We calculated the SCI and identified periods of apparent directed motion for all observed trajectories with more than 200 time points. Fig. 4A shows the distribution of dwell times for untreated cells, latrunculin B-treated cells, and Brownian simulations using average diffusion coefficients and localization-precision parameters from the untreated cell experiments. Although the distributions of dwell times were similar for the three conditions, the distribution was shifted toward longer dwell times for the untreated ARG3 cells. Dwell times were reduced, and the presence of apparent directed motion did not differ significantly from Brownian simulation by treatment with latrunculin B. The maximum dwell time for directed motion of ARG3 mRNA was reduced from 2.2 s for untreated cells to 0.93 s for the latrunculin B-treated cells. The mean values of the dwell time for the untreated, latrunculin B-treated cells, and simulation data were 0.42 ± 0.49 s, 0.28 ± 0.24 s, and 0.35 ± 0.33 s, respectively. The rare long intervals of directed motion (> 1 s) observed in the untreated cells are likely dependent on actin filaments because they do not appear in the corresponding latrunculin B-treated cells. The overall similarity of the dwell time distributions, however, suggests that the majority of the intervals of apparent directed motion are not due to transport along actin cables but rather are false positives that also occur in Brownian-motion.

Fig. 4.
Dwell times and velocities for directed subtrajectories can be extracted using an SCI analysis. (A) Distribution of directed dwell times for the untreated cells, latrunculin B-treated cells and Brownian simulations. (B) Velocities extracted from all directed ...

Quantitative predictions from specific mechanistic models for directed transport can be tested by comparing such predictions to observed distributions of velocities and dwell times (24, 56). In previous studies of ASH1 transport in yeast, mRNP particles exhibited directed motion with average velocities of 200–400 nm/s, which was interpreted as consistent with transport by Myo4 along actin cables (33). We estimated velocities during directed motion events from the second-order coefficient obtained from quadratic fits to the MSD curve (see Fig. 3D and SI Text) to yield the distribution shown in Fig. 4B. SCI analysis is not efficient at detecting directed portions with a length less than 10 exposure times (0.15 s) (24). To ensure statistically significant velocity measurements, we therefore analyzed only directed portions with lengths greater than 0.48 s (see SI Text) (9, 20, 24), which precluded a statistically significant distribution of velocities for the latrunculin B-treated cells. The mean velocity of directed trajectories observed in the untreated cells was 380 ± 210 nm/s (n = 31). Although this value is broadly consistent with actomyosin-based transport, further experiments will be needed to determine the actual mechanisms of these directed movements. Quantitative analyses such as SCI determinations will be a powerful tool for interpreting the effects of specific mutations or chemical inhibitors on studies of directed transport using high-resolution 3D imaging.
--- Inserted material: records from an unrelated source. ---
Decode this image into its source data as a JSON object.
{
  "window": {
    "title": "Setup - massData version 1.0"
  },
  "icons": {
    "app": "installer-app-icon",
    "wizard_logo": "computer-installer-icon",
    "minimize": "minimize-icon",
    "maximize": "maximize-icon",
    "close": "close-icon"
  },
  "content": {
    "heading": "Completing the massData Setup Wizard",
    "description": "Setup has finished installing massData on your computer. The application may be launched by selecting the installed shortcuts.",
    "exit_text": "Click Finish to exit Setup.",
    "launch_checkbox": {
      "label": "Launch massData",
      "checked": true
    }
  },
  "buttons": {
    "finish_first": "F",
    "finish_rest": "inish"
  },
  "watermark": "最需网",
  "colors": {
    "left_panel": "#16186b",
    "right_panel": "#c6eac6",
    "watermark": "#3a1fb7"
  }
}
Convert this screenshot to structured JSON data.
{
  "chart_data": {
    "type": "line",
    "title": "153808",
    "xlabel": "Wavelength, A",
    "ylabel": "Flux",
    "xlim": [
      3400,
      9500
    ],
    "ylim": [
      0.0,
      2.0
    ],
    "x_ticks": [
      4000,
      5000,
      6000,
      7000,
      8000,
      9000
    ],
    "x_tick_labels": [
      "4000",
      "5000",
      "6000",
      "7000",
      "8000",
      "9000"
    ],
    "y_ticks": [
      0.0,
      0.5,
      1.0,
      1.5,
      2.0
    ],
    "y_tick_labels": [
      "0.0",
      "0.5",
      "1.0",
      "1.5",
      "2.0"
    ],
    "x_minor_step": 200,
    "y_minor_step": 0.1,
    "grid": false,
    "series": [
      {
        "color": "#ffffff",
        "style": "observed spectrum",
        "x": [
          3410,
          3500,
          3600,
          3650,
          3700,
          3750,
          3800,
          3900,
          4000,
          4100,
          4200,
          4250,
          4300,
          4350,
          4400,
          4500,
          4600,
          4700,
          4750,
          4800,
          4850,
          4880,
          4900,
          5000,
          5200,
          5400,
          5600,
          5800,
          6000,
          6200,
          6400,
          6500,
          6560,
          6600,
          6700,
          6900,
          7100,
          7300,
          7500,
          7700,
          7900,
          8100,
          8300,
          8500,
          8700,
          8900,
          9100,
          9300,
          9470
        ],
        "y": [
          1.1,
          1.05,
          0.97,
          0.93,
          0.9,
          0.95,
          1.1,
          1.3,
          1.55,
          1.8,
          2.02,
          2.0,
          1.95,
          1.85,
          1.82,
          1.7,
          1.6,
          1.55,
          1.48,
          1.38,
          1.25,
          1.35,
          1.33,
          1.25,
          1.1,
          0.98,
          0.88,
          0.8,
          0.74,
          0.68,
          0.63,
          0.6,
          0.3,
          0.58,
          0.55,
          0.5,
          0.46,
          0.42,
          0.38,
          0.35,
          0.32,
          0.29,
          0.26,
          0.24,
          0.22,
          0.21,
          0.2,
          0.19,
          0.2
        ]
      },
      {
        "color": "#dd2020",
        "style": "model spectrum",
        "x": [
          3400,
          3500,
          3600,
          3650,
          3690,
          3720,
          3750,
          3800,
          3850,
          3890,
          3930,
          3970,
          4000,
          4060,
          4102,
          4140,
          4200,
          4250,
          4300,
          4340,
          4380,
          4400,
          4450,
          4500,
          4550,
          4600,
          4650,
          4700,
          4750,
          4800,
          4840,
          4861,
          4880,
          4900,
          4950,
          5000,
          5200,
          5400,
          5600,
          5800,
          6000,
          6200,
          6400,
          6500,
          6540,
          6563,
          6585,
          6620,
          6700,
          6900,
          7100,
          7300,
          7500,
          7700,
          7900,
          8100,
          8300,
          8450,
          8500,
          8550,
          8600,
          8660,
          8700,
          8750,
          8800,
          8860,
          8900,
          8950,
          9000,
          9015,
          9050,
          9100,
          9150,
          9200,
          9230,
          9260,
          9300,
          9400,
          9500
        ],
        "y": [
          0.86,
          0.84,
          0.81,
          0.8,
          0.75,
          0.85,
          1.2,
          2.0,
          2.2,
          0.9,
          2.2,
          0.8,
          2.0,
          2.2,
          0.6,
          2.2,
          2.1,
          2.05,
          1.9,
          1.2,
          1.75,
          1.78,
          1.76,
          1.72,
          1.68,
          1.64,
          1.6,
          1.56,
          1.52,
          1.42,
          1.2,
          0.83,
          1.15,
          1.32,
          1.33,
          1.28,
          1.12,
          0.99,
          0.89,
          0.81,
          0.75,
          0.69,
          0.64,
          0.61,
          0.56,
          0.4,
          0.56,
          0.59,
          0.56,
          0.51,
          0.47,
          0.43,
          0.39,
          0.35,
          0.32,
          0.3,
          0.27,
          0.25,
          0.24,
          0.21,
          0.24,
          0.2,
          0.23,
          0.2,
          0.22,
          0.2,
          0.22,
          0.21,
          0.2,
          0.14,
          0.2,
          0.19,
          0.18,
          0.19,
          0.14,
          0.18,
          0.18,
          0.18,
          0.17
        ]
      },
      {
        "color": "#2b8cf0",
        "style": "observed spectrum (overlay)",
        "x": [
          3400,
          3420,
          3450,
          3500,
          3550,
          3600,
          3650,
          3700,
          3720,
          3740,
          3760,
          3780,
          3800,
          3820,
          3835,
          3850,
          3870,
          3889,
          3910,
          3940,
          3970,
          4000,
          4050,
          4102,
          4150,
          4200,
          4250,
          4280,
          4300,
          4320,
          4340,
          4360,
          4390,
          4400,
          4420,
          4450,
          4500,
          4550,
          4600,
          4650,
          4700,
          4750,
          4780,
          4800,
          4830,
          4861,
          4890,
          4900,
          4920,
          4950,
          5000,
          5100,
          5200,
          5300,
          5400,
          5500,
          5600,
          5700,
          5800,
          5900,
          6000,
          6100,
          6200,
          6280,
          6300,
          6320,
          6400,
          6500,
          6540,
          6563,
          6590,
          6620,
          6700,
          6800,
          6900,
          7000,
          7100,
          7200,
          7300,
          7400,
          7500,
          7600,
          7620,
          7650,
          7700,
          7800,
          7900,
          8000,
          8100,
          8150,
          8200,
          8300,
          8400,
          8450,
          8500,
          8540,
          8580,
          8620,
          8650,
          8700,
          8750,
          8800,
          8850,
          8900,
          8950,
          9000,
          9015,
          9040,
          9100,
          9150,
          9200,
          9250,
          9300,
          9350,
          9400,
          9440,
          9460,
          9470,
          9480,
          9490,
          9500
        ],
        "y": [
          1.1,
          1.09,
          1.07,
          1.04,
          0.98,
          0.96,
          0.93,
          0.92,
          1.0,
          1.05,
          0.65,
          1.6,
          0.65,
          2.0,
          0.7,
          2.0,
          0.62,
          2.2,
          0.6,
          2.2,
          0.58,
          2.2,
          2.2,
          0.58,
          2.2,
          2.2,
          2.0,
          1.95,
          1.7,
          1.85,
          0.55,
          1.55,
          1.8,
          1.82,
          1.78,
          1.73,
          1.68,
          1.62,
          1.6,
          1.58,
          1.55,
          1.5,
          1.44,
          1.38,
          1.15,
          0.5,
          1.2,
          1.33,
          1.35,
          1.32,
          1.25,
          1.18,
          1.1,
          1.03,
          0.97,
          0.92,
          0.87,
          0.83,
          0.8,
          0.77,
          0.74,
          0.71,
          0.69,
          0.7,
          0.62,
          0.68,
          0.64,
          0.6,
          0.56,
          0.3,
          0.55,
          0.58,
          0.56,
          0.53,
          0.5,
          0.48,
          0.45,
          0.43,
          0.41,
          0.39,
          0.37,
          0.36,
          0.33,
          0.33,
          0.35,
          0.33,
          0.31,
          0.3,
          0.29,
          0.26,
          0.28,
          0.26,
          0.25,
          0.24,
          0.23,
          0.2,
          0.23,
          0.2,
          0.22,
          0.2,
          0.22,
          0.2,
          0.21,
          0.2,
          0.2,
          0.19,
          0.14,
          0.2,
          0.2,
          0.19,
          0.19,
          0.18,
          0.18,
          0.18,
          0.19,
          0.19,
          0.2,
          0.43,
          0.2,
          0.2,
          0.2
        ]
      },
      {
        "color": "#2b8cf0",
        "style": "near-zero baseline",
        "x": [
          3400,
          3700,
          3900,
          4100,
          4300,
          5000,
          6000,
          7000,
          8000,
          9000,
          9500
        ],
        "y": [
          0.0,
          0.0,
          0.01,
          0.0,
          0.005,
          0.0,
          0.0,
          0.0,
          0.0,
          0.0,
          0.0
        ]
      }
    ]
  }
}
In 1993, Saxton (21) proposed an algorithm to measure confinement in experimental trajectories that was later experimentally implemented by Simson, et al. (48). The test is based on the probability that a purely random diffuser would stay within a given two-dimensional radius given a diffusion coefficient and observation time window. To implement this test, one has to divide the complete trajectory into many subtrajectories of time, tw, and then determine a maximum value of displacement, R, for each subtrajectory. This maximum value of R, the diffusion coefficient D, and the subtrajectory time window, tw, are used to calculate the probability, Ψ, that a random walk would stay within a circle of that radius. A threshold probability is set by simulation and is typically chosen such that only 5% simulated random walks would be considered confined. The measured probability is then compared to the threshold, and the subtrajectory is considered confined for times where the calculated probability is less than the threshold. We developed a 3D version of this test (analytical expressions for Ψ as a function of D, R, and tw can be found in SI Text). In order to visualize the changes in Ψ, it is best to plot log(Ψ). Numerically, log(Ψ) can be approximated as a linear function of Dt/R2,

equation image

Fig. 5 shows a representative example of an experimentally observed trajectory in which confinement was detected using Eq. 2. The average D value for this trajectory was 0.0087 μm2/s, and the mean localization precision was 12 nm. Although different values of the window time tw can be chosen, here we choose 50 time steps (0.75 s) for simplicity; analysis with 40 or 60 time steps gave similar results. Five thousand simulations were run, each with 1,000 time steps, to obtain a threshold value for log(Ψ) of -1.64. The trajectory and the plot of log(Ψ) in Fig. 5 are both color-coded to represent time, and confinement was observed during time intervals 0.375 to 1.035 s, 2.475 to 3.840 s, and 6.855 to 7.050 s.

Fig. 5.
Transient three-dimensional confinement in an experimental trajectory can be detected using Eq. 2. (A) Representative trajectory displaying transient three-dimensional confinement. Time is encoded as color in the color bar in B. (B) The log of ...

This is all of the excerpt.